Mr. Levy also cited media influence, especially Washington Post editors who he said rarely seemed interested in what he was showing. "You have to fight to get covered," he said. "If you can't get the ink, it's hard to get people to come to the movies."

The Biograph closed in 1996. The Key was razed in December 1997, replaced by a Restoration Hardware store. Mr. Levy maintained a lease on the building and made much more money from the retail outlet.

He remained sentimental about his cinematic enterprise. He continued hosting at various theaters the Key Sunday Cinema Club, which featured a pre-release screening of an independent movie and conversation with a film critic.

Simon David Levy, a native Washingtonian and resident, was the son of a Georgetown menswear merchant and real estate holder. His father, Samuel, was credited with refurbishing the once-seedy area near the Key Bridge.

The younger Levy was a 1955 graduate of Sidwell Friends School, a 1959 graduate of the University of Wisconsin and a 1962 graduate of Harvard Law School.

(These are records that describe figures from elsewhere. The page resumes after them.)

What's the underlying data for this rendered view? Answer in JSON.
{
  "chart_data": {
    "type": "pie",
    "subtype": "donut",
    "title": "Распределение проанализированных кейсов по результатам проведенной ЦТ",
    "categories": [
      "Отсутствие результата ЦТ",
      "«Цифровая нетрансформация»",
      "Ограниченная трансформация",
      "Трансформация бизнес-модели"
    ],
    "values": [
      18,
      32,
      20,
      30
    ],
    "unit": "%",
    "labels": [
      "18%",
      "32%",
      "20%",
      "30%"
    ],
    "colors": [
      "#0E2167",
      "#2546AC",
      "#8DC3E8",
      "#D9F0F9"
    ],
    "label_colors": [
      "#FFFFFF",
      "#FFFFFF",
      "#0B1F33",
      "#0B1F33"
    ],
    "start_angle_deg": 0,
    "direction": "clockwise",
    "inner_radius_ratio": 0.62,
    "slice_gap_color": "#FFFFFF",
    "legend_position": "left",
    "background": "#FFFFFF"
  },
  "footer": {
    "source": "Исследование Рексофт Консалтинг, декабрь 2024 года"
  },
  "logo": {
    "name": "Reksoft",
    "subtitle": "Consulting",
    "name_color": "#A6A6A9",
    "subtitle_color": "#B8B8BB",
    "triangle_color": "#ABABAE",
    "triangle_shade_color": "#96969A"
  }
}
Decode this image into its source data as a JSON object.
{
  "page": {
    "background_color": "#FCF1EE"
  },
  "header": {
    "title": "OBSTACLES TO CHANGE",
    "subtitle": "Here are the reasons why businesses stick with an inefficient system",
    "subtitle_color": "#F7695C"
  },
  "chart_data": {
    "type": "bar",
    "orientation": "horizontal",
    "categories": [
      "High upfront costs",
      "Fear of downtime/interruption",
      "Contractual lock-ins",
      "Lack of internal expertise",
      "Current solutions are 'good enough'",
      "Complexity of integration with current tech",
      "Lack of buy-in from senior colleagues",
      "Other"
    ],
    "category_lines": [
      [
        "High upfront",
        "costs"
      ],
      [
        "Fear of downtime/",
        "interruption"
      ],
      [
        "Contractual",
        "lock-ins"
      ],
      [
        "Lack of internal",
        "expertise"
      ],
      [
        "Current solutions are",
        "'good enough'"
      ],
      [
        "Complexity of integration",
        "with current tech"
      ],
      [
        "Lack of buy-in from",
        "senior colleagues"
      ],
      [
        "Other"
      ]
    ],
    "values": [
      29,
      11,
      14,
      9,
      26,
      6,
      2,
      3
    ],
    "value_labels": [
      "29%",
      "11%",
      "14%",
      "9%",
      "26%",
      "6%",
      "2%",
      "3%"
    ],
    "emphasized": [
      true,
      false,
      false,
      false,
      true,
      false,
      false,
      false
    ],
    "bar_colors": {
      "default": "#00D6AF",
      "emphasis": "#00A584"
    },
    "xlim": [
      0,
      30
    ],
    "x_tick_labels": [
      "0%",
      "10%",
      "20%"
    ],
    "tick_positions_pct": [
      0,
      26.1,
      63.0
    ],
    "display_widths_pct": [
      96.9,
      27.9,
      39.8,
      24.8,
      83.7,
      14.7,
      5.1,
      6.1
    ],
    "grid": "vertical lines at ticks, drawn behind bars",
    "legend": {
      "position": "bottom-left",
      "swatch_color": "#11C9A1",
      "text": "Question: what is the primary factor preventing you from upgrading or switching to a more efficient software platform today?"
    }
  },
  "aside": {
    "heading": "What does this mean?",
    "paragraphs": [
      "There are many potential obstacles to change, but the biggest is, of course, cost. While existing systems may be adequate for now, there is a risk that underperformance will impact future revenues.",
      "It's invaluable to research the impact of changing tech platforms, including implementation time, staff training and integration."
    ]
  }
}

While at Harvard, he was first exposed to the art-house films and foreign imports that were beginning to attract and influence U.S. audiences and filmmakers.

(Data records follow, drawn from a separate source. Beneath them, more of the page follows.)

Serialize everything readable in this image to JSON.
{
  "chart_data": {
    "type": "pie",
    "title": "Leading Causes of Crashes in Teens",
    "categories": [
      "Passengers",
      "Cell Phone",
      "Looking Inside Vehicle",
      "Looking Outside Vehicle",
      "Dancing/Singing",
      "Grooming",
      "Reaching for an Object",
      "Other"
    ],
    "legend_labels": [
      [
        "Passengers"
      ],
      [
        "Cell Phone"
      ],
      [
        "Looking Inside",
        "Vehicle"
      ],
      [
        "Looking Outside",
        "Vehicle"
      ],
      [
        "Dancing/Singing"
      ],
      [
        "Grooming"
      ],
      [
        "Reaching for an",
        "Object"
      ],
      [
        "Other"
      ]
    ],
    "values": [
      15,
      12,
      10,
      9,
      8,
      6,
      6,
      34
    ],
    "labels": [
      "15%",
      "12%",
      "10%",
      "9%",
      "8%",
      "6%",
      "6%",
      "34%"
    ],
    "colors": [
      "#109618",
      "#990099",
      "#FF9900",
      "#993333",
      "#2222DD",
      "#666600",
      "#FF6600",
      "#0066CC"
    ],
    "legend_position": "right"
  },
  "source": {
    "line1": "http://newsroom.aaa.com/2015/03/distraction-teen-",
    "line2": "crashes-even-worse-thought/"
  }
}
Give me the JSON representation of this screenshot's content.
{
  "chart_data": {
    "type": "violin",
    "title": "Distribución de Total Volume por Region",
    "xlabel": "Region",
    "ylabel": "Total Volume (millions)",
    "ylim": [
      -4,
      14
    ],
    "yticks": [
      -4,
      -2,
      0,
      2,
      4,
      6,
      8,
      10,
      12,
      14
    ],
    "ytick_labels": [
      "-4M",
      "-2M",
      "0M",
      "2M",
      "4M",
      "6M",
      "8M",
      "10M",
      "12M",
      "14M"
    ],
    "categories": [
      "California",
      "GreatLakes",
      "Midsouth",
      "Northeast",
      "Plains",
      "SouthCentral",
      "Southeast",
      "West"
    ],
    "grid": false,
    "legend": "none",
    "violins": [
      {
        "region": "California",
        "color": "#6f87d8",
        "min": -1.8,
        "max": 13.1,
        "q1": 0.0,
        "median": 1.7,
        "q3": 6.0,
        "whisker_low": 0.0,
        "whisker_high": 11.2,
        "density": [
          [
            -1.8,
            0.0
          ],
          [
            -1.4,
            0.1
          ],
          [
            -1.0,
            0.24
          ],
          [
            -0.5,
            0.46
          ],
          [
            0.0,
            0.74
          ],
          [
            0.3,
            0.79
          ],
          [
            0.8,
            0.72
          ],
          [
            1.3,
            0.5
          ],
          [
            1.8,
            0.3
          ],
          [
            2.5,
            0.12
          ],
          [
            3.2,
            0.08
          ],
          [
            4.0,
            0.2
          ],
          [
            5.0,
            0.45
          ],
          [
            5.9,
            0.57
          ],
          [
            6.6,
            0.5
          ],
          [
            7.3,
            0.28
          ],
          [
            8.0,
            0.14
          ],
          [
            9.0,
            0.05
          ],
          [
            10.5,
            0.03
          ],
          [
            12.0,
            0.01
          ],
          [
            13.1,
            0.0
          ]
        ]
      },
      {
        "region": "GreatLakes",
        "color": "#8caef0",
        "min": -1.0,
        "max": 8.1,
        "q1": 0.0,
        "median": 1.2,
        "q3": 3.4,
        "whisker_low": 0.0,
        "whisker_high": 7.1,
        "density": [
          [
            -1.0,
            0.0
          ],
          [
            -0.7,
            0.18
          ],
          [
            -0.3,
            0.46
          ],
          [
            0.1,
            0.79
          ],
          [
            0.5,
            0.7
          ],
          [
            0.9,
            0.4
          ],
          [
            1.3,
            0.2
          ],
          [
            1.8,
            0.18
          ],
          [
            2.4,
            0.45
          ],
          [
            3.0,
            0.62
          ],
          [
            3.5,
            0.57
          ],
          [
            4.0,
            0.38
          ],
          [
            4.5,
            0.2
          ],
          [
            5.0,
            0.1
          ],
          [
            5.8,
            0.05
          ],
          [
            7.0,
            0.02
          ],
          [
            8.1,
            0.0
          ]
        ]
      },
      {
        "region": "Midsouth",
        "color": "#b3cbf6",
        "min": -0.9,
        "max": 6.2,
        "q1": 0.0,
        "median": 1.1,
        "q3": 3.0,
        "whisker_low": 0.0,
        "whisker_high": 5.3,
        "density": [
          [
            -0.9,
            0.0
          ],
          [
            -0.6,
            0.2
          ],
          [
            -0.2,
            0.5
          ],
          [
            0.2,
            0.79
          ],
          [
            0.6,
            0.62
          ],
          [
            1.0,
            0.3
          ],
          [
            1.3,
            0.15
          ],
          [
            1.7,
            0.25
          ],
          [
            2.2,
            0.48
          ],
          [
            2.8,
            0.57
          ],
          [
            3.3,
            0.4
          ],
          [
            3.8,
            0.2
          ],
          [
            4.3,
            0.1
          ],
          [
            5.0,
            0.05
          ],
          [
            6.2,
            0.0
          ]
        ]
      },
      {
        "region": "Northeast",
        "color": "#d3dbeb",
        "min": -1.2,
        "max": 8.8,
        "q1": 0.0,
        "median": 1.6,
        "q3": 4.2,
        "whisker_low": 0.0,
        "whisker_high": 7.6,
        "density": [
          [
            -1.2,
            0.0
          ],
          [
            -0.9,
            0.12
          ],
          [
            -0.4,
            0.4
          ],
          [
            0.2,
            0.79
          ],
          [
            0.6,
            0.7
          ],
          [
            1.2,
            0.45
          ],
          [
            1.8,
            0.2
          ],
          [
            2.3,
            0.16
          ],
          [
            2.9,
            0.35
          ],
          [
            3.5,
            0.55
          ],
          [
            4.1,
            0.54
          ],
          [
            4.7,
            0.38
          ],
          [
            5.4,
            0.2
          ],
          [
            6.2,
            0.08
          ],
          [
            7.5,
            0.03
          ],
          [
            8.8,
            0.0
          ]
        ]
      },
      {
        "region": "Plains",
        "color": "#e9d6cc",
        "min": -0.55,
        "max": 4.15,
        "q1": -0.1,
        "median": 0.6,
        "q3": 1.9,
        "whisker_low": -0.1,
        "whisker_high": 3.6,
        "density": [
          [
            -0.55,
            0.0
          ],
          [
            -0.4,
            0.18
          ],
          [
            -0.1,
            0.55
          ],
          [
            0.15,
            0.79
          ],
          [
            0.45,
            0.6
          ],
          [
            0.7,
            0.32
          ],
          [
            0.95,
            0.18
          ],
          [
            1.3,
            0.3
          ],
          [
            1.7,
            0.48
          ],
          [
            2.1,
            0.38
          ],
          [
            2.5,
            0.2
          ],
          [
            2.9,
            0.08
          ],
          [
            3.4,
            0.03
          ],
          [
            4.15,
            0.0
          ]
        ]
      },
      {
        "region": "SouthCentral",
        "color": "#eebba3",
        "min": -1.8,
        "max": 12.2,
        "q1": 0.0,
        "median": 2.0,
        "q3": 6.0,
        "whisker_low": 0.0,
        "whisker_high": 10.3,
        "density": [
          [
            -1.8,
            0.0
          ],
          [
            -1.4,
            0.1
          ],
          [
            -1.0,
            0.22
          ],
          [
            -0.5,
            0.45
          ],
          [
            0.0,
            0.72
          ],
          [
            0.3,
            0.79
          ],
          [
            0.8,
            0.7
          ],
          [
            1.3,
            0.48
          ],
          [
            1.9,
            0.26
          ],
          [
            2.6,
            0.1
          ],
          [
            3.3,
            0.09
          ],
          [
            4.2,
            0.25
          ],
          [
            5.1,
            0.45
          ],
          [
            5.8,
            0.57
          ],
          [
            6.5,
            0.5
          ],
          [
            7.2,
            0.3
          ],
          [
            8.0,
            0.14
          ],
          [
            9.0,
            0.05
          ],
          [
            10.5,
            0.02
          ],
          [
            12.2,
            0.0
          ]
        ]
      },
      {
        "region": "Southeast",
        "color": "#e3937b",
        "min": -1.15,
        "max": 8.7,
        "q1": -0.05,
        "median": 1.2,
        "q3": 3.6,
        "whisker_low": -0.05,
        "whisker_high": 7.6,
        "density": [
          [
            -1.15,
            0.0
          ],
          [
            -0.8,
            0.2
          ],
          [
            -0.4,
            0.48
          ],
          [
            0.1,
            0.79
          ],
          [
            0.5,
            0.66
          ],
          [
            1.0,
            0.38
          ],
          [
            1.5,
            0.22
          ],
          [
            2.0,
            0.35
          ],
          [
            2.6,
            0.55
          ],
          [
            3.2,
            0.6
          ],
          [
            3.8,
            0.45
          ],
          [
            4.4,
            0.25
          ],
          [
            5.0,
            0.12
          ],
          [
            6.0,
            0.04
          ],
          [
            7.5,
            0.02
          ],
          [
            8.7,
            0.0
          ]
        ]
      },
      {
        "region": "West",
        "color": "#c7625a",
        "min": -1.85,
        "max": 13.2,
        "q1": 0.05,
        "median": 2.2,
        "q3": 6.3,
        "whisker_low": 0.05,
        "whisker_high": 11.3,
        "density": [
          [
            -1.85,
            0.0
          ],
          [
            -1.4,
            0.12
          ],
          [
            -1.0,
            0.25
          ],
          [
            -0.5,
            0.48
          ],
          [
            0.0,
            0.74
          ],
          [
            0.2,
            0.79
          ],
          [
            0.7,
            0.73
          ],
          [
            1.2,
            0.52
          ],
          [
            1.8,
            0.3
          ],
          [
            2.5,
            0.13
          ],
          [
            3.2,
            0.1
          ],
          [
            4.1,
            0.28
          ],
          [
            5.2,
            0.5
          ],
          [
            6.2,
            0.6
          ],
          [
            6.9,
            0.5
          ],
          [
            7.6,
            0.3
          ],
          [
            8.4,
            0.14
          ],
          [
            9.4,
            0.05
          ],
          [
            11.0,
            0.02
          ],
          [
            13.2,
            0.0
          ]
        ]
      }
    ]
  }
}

"I got my film education there while nominally preparing for a legal career," he told a reporter.

Early on, he did legal work for the National Labor Relations Board and the National Capital Planning Commission. He also had a private practice.

He was a former president of the Georgetown Business and Professional Association and a board member of the Alexander Graham Bell Association for the Deaf and Hard of Hearing. His daughter is hearing impaired.

Survivors include his wife, Seena Schnall Levy, whom he married in 1966, of Washington; two children, Karena M. Levy of Washington and Benjamin Levy of Los Angeles; and two brothers, Richard H. Levy and Philip G. Levy, both of Washington.